COLLABORATION

KAM, Africa's automotive lobby partner in industry growth plan

The Kenyan government has been keen to support car makers, assemblers in the country.

In Summary

•The associations are focused on scaling up production, increasing trade, and driving the global competitiveness of Kenya’s automotive sector.

•Kenya’s automotive industry is the most established in the region.

African Association of Automotive Manufacturers CEO Dave Coffey, KAM Chief Operating Officer Tobias Alando and KAM automotive sector chair Ashit Shah during the signing of a partnership deal in Nairobi/HANDOUT
African Association of Automotive Manufacturers CEO Dave Coffey, KAM Chief Operating Officer Tobias Alando and KAM automotive sector chair Ashit Shah during the signing of a partnership deal in Nairobi/HANDOUT

Kenya Association of Manufacturers (KAM) has partnered with the African Association of Automotive Manufacturers (AAAM) to drive growth in Kenya's automobile-making industry.

This will be achieved by scaling up production, increasing trade, and driving the global competitiveness of Kenya’s automotive sector, the two entities said on Thursday.

It comes at a time the government is keen to support car makers and assemblers in the country, in a job creation drive and taming the high used-car imports.

National Treasury has in 2022-23 budget given tax incentives targeted at the sector, which according to CS Ukur Yatani, it has gained traction.

In order to encourage more investment, especially in the manufacture of passenger motor vehicles locally, he proposed to exempt from VAT inputs and raw materials used in the manufacture of passenger motor vehicles.

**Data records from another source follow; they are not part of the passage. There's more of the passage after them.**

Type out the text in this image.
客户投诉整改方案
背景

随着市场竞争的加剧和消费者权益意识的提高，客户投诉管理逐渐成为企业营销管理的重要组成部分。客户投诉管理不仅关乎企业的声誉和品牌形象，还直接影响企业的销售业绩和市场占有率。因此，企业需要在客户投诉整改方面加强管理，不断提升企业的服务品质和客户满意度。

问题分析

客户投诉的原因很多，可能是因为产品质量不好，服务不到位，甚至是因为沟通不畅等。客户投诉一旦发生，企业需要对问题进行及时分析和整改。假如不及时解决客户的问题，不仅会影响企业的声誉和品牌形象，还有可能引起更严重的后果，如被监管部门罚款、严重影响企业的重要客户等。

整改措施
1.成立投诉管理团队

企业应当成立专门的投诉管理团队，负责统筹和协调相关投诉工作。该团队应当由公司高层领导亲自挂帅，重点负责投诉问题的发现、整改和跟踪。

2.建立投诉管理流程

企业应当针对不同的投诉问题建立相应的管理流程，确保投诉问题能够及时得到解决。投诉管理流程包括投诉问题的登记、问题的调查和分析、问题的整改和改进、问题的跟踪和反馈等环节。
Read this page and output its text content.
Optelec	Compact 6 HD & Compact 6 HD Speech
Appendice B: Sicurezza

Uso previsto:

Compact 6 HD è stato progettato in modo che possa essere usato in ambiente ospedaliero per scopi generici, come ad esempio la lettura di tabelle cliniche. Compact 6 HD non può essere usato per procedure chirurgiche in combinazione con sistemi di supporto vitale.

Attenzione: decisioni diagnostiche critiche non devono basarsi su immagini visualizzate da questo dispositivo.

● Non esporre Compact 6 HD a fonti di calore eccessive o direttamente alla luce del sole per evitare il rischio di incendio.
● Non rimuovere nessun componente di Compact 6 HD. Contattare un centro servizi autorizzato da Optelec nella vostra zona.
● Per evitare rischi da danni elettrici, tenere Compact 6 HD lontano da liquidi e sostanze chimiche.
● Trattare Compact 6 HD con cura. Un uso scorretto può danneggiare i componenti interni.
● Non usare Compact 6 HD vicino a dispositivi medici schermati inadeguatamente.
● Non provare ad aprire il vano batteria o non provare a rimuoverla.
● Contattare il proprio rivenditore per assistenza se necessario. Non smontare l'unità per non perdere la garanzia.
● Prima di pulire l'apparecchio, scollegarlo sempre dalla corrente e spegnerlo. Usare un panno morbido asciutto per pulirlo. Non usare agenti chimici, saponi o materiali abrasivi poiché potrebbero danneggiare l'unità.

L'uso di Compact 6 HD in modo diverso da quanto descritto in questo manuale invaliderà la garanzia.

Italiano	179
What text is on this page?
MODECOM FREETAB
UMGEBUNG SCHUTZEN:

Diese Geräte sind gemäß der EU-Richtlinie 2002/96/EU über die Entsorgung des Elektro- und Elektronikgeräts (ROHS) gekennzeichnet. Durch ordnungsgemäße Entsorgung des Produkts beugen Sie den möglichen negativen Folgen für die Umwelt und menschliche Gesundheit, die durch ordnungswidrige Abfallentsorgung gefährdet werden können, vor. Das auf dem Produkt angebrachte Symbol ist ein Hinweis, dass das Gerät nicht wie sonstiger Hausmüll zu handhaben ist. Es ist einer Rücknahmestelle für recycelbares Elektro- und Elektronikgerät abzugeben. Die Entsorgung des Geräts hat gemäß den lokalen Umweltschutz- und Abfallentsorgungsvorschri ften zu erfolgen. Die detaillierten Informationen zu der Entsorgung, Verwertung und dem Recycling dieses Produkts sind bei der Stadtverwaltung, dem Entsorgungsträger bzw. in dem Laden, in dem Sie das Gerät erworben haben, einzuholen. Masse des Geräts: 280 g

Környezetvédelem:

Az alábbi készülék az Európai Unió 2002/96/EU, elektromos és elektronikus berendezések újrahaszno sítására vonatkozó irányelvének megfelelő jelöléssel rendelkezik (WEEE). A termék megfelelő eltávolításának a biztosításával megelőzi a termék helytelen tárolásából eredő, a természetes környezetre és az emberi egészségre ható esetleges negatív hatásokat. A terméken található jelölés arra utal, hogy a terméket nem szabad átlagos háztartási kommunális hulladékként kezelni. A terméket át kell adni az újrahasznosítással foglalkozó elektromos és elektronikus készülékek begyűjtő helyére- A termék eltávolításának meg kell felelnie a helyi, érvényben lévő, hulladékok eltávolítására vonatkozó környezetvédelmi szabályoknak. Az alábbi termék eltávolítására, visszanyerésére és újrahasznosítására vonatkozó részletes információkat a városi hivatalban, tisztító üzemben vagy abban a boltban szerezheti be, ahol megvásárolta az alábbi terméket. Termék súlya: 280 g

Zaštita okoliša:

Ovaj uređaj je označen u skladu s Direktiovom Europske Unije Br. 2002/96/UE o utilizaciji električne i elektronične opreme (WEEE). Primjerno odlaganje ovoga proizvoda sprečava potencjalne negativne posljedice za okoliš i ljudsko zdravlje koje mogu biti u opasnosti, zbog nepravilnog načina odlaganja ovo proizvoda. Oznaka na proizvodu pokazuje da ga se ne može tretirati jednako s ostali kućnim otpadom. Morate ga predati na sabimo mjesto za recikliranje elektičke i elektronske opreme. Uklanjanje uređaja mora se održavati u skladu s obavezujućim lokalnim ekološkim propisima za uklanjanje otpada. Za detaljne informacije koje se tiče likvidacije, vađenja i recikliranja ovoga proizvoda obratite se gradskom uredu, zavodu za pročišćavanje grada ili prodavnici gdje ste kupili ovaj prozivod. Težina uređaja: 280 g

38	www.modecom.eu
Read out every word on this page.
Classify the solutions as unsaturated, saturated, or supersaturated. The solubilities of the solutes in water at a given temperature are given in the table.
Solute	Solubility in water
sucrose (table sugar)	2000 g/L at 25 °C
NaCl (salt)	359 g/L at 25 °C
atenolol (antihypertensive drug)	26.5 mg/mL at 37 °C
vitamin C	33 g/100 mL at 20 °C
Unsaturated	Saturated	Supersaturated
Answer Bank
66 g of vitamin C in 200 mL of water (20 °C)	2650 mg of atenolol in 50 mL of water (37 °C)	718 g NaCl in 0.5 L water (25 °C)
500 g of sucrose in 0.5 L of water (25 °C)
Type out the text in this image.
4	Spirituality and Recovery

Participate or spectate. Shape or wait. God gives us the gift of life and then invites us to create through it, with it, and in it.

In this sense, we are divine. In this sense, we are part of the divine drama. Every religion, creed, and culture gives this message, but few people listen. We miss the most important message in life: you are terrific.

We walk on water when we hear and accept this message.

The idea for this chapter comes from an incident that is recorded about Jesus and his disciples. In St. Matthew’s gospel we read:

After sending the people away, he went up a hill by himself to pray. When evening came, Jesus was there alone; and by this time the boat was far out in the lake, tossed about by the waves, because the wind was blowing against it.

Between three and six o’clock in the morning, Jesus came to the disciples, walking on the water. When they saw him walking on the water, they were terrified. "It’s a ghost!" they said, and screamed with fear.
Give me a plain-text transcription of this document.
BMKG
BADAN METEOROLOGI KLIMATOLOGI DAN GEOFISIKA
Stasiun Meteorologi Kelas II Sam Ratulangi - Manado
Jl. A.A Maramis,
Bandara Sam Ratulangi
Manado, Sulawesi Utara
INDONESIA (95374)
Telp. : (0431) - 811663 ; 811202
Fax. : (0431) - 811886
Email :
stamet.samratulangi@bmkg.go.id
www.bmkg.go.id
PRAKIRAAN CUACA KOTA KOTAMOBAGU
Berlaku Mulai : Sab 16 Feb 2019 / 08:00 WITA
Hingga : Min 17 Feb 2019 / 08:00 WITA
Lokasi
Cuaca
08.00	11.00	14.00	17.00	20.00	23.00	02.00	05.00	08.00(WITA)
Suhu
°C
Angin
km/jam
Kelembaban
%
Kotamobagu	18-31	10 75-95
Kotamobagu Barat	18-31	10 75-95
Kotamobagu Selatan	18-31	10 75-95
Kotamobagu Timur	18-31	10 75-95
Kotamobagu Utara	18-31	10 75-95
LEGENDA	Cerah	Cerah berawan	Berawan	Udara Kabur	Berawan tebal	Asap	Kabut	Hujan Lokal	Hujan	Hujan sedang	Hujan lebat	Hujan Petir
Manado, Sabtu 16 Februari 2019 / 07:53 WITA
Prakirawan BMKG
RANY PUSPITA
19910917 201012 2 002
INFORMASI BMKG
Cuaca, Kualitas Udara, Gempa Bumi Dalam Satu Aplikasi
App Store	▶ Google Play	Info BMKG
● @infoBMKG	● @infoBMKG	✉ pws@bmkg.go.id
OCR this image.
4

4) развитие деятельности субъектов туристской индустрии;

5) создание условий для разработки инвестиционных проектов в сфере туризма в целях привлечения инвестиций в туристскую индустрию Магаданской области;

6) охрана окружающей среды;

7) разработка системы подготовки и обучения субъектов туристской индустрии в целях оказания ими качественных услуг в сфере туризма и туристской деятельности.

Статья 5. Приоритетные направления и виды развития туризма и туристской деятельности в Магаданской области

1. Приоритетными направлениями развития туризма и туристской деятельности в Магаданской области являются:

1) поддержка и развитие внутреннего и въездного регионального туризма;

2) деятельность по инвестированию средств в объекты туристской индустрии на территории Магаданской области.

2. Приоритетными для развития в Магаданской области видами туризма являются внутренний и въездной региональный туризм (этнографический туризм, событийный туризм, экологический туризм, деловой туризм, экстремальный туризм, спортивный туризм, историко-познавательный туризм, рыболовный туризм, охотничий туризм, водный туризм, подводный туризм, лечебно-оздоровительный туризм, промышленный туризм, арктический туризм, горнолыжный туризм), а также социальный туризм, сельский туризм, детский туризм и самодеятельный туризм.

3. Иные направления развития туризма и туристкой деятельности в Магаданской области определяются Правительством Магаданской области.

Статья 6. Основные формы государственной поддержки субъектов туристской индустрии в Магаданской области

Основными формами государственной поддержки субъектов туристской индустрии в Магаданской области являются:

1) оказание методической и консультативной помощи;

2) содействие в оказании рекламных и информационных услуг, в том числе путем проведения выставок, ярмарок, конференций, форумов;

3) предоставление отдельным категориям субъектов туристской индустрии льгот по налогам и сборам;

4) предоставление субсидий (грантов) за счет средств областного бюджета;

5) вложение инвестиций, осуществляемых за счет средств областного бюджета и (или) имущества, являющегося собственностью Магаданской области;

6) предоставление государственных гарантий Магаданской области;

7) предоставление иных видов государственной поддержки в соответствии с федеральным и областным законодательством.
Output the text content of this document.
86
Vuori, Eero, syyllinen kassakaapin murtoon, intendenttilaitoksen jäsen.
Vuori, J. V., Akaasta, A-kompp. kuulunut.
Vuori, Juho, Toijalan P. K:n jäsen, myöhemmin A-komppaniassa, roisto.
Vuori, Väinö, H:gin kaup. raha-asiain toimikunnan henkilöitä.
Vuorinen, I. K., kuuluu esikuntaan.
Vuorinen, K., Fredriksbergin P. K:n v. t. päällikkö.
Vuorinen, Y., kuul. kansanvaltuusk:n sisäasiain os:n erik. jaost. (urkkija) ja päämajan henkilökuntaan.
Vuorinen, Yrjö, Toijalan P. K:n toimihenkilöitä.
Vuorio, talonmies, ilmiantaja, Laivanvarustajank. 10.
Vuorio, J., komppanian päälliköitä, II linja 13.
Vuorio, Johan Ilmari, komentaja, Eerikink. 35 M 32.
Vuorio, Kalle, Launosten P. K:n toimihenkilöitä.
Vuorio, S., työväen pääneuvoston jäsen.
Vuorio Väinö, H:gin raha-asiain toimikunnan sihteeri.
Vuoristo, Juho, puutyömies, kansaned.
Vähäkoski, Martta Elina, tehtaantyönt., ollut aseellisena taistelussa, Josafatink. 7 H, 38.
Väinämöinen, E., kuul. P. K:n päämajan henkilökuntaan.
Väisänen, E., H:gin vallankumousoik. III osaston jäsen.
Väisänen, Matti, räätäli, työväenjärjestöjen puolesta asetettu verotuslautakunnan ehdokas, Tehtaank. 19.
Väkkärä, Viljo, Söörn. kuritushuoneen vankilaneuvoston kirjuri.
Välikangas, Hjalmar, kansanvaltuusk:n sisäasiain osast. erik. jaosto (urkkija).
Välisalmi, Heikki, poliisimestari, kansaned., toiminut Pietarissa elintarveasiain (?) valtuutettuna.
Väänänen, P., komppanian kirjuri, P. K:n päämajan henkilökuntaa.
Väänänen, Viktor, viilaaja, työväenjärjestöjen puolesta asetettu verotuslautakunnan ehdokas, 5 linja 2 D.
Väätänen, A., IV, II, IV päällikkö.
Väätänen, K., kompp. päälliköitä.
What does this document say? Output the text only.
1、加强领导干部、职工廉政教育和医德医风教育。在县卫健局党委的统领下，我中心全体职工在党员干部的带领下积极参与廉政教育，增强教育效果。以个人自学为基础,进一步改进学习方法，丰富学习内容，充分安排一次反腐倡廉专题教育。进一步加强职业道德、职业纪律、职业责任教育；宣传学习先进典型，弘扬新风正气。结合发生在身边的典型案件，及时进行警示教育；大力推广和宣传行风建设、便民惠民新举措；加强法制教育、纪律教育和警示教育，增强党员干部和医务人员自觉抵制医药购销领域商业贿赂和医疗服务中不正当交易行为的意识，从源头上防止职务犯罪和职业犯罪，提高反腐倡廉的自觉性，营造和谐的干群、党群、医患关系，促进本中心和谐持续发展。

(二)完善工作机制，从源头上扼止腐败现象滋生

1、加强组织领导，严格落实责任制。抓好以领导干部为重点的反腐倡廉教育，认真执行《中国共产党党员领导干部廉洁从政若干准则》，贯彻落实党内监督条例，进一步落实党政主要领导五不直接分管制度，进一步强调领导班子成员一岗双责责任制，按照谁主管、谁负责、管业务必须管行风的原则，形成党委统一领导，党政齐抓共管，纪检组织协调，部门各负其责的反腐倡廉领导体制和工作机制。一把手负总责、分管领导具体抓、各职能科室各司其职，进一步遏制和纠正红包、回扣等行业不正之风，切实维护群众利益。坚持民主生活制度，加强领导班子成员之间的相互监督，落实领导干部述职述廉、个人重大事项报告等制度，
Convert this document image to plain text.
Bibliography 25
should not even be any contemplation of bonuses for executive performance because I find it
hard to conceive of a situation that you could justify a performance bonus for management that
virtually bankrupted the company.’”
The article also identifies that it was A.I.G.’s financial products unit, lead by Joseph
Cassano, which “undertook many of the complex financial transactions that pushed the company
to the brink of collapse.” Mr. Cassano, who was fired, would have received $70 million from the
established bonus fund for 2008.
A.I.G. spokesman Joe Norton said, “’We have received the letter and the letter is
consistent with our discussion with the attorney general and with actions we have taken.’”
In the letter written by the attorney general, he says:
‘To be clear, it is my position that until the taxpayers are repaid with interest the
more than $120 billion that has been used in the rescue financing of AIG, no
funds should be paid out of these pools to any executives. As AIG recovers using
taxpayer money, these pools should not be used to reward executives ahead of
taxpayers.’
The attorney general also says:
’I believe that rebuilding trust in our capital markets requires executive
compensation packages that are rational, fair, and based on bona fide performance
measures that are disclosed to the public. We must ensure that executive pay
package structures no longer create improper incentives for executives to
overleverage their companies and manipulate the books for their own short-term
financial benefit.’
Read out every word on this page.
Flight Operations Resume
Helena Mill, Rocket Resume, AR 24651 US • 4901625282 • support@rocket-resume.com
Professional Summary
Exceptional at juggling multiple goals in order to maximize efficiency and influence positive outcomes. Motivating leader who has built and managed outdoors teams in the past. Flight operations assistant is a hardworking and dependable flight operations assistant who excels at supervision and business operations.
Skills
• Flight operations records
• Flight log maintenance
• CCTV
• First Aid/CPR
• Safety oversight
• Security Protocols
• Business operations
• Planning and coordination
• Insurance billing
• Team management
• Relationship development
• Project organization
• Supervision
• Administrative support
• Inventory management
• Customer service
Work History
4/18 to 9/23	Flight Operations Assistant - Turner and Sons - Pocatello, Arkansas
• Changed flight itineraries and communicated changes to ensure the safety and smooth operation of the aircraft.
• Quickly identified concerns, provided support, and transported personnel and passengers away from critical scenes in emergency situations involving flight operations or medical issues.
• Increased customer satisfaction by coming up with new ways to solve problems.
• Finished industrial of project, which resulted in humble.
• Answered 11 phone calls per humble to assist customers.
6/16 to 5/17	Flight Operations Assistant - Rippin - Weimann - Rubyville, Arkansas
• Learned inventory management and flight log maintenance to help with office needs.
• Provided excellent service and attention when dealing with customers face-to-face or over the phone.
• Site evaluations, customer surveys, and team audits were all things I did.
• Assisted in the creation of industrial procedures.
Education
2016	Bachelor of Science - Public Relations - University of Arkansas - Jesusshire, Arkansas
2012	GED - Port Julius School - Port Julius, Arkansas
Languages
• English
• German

Additionally, he proposed to exempt locally manufactured passenger motor vehicles from VAT.

Currently, locally assembled motor vehicles are exempt from excise duty.

“This is aimed at encouraging investment in this sector and enhancing competitiveness of locally manufactured passenger motor vehicles,” Yatani said.

Speaking during the MoU signing ceremony, AAAM chief executive Dave Coffey predicted that with a progressive policy, Kenya’s automotive industry is set to increase its market share locally and regionally. 

“The increased focus on building value chains and enhancing trade shall spur the demand for automotive industry products,"Coffey said.

An enabling business environment attracts investors, he said, citing countries such as  Morocco and South Africa, which have thriving automotive industries.

He said through the partnership, the associations will collaborate to enhance scale, spur industrialisation and deepen localisation of goods manufactured by Kenya’s automotive industry.

KAM Chief Operating Officer Tobias Alando expressed the association’s optimism that the partnership shall give impetus to the automotive industry in the country. 

Kenya’s automotive industry is the most established in the region.

"However, it continues to face challenges, such as shortage of skilled labour force, low levels of research and development and lack of long-term financial solutions for the sector to enable investments in technology," Alando said.

He said by collaborating with AAAM, the associations will continue to develope automotive policies geared towards positioning Kenya as a production and trade hub, integrating EAC into the value chain and providing market linkages for sector players.

The MoU was signed during AAAM’s visit to Kenya, aimed at enabling participants to understand Kenya’s automotive industry and providing linkages with investors.  

Meanwhile, the number of new cars sold in Kenya in the year to August fell 38.6 per cent, industry data shows, recording the lowest eight-month sales in the last 15 years.

A total of 8,752 units were sold between January and August when the country held its general elections, Kenya Motor Industry Association (KMIA) indicates in its latest numbers.

This is down when compared to 14,250 units sold in the same period last year, comprising of both completely built unit and knocked downs.